Greens back Wyatt Park and Wavertree residents

Streatham Green Party are supporting Streatham Hill residents who are fighting a huge property development being built overlooking their homes.

The residents have made a video warning others in Lambeth: "If this could happen to us, it could happen to you."

The development of six luxury five-bedroomed houses and six two-bedroomed flats by Kent-based Hambridge Homes was granted planning permission by Lambeth Council in January 2011 - but without having given the adequate notice they were legally required to do, according to local residents.


People with homes neighbouring the Pakefield Mews development between Wyatt Park Road and Wavertree Road, Streatham Hill, cannot recall receiving letters through their doors or seeing notices posted on lamp-posts before the planning permission was granted.

Some say the first they heard of the plans was when they woke to the sound of bulldozers in November 2013. Now they have 3-storey blocks of flats and houses being built directly overlooking their homes, bedroom windows and gardens.


The houses, which are on the market for over £1.2 million and are due to be completed in mid-March this year, appear not to follow Lambeth's own guidelines advising against balconies overlooking private spaces and the angling of glazing to avoid breaches of privacy.

Hambridge Homes, which currently has 42 developments in Lambeth, claims it is building in accordance with the planning permission granted.
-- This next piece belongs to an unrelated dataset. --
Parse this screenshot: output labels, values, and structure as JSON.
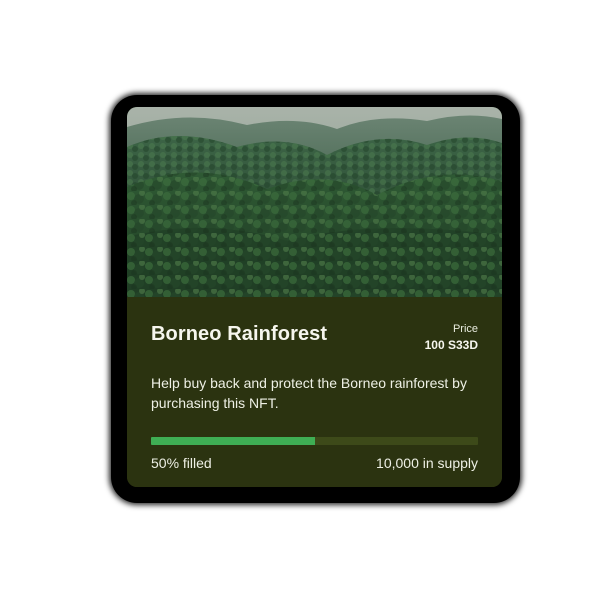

But residents' repeated attempts to see those plans have been thwarted. They say those provided by Lambeth Council are consultation documents from 2010 and 2011 - not the plans dated 22 October 2013, which builders were working to when Green Party councillor Scott Ainslee visited the site recently. Councillor Ainslie is now pursuing planning officials to clarify whether building works are in accordance with the planning permission and whether public consultation requirements have been properly followed.

Meanwhile, the residents have started an online petition and fundraising appeal for £20,000 to take legal action to halt the development. And they hope their short video will warn others to be on their guard.